Soy-Sesame Kale

  • dory92064 Posted: 03/24/10
    Worthy of a Special Occasion

    Used Swiss Chard instead of Kale and it tasted great -- nice change of flavor for chard/kale/mustard greens, etc. Would be an excellent side for Asian-theme meal. Will make again.

  • bariolio Posted: 07/30/09
    Worthy of a Special Occasion

    I used "regular" kale from the grocery. Strip the tough stems, chop coursely and cook for 3 minutes in a big pot of boiling water. Drain and plunge colander in ice water. Then roll the kale in clean towels to dry well. Proceed with the rest of the recipe. I also added 2T toasted sesame seeds when done.

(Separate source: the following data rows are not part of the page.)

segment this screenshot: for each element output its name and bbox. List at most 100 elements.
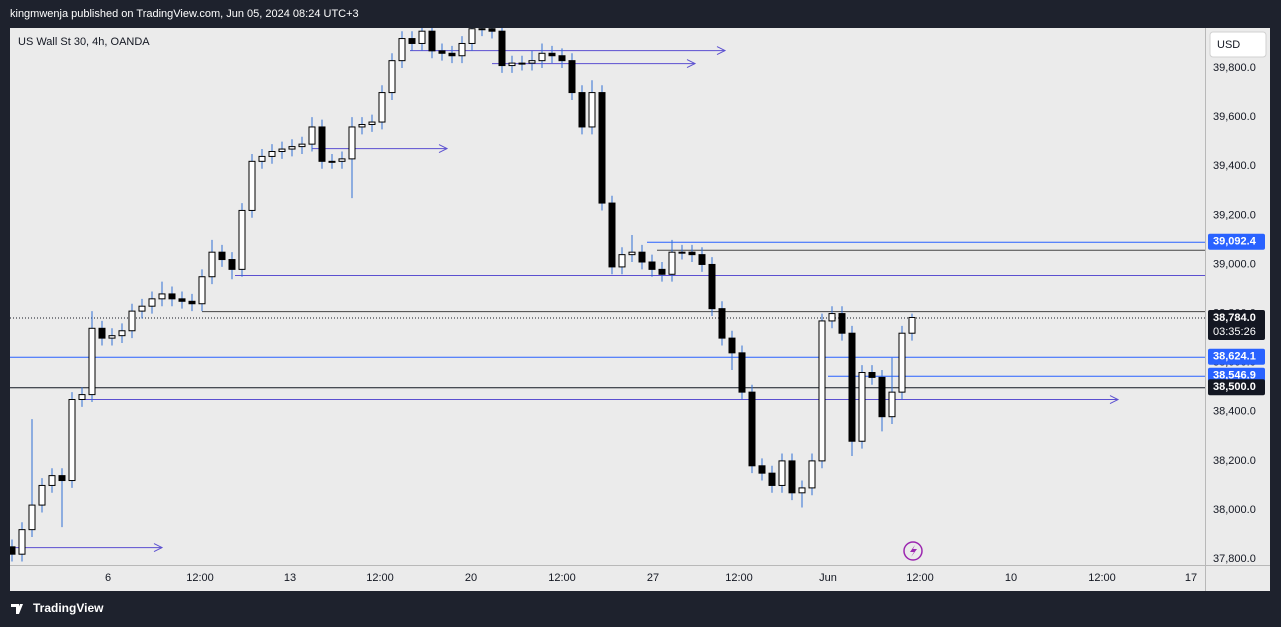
candle-body <box>708 263 716 310</box>
candle-body <box>818 320 826 462</box>
candle-body <box>508 62 516 67</box>
currency-label: USD <box>1217 39 1240 51</box>
y-tick-label: 39,000.0 <box>1213 258 1256 270</box>
candle-body <box>448 52 456 57</box>
candle-body <box>48 475 56 486</box>
event-bolt <box>910 545 917 557</box>
candle-body <box>218 251 226 261</box>
candle-body <box>248 160 256 211</box>
candle-body <box>38 484 46 506</box>
candle-body <box>118 330 126 337</box>
candle-body <box>808 460 816 489</box>
candle-body <box>798 487 806 494</box>
candle-body <box>398 38 406 62</box>
candle-body <box>378 92 386 123</box>
x-tick-label: 17 <box>1185 572 1197 584</box>
candle-body <box>368 121 376 125</box>
candle-body <box>608 202 616 268</box>
x-tick-label: 12:00 <box>725 572 753 584</box>
candle-body <box>308 126 316 145</box>
event-icon[interactable] <box>903 541 923 561</box>
y-tick-label: 39,600.0 <box>1213 111 1256 123</box>
candle-body <box>758 465 766 474</box>
candle-body <box>78 394 86 401</box>
candle-body <box>658 268 666 275</box>
candle-body <box>28 504 36 531</box>
candle-body <box>358 123 366 128</box>
y-tick-label: 38,000.0 <box>1213 504 1256 516</box>
candle-body <box>898 332 906 393</box>
publish-header: kingmwenja published on TradingView.com,… <box>10 8 359 20</box>
candle-body <box>628 251 636 256</box>
price-tag-label: 39,092.4 <box>1213 236 1257 248</box>
last-price-tag <box>1208 309 1265 340</box>
x-tick-label: 12:00 <box>548 572 576 584</box>
candle-body <box>68 399 76 482</box>
candle-body <box>228 259 236 270</box>
symbol-title: US Wall St 30, 4h, OANDA <box>18 36 150 48</box>
x-tick-label: 12:00 <box>906 572 934 584</box>
tv-logo <box>11 604 23 614</box>
candle-body <box>718 308 726 339</box>
candle-body <box>908 316 916 334</box>
candle-body <box>168 293 176 300</box>
candle-body <box>58 475 66 482</box>
candle-body <box>258 155 266 162</box>
currency-button[interactable] <box>1209 31 1267 58</box>
y-tick-label: 39,400.0 <box>1213 160 1256 172</box>
candle-body <box>418 30 426 44</box>
candle-body <box>878 376 886 418</box>
price-tag-label: 38,624.1 <box>1213 351 1256 363</box>
logo-mark <box>11 604 23 614</box>
candle-body <box>888 391 896 418</box>
candle-body <box>648 261 656 270</box>
y-tick-label: 37,800.0 <box>1213 553 1256 565</box>
candle-body <box>548 52 556 57</box>
candle-body <box>578 92 586 128</box>
candle-body <box>178 298 186 302</box>
candle-body <box>858 371 866 442</box>
candle-body <box>188 300 196 305</box>
chart-background <box>10 28 1270 591</box>
candle-body <box>828 313 836 322</box>
candle-body <box>728 337 736 354</box>
candle-body <box>128 310 136 332</box>
candle-body <box>678 251 686 254</box>
candle-body <box>868 371 876 378</box>
x-tick-label: 10 <box>1005 572 1017 584</box>
candle-body <box>488 28 496 32</box>
candle-body <box>10 546 16 555</box>
candle-body <box>98 327 106 339</box>
x-tick-label: 12:00 <box>366 572 394 584</box>
candle-body <box>698 254 706 265</box>
plot <box>10 28 1205 562</box>
countdown: 03:35:26 <box>1213 326 1256 338</box>
candle-body <box>768 472 776 486</box>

  • MarshaK Posted: 03/30/09
    Worthy of a Special Occasion

    The community grocery does not carry the kale specified in the recipe so I had to buy "regular kale". The results: The recipe is very tasty, but the kale was very tough. Next time I will pre-boil the kale to tenderness, drain, mix with the other ingredients. BTW, I doubled the ginger.

  • cjmelt76 Posted: 10/17/09
    Worthy of a Special Occasion

    Dinosaur kale was not available, so we used fresh mustard greens from the garden. Made a great side dish with grilled teriyaki glazed salmon.

  • radamscooks Posted: 05/23/09
    Worthy of a Special Occasion

    This recipe has it all...quick, easy and very tasty. My family wanted to try kale for the first time, I found this recipe and "the rest is history"..they loved it!

  • GayleR Posted: 06/12/11
    Worthy of a Special Occasion

    I used regular kale from the grocery store, supplemented with odds and ends of our garden greens (romaine, beet, chinese cabbage). The flavor was decent but the kale was really tough. I wish I'd read others' reviews before making this.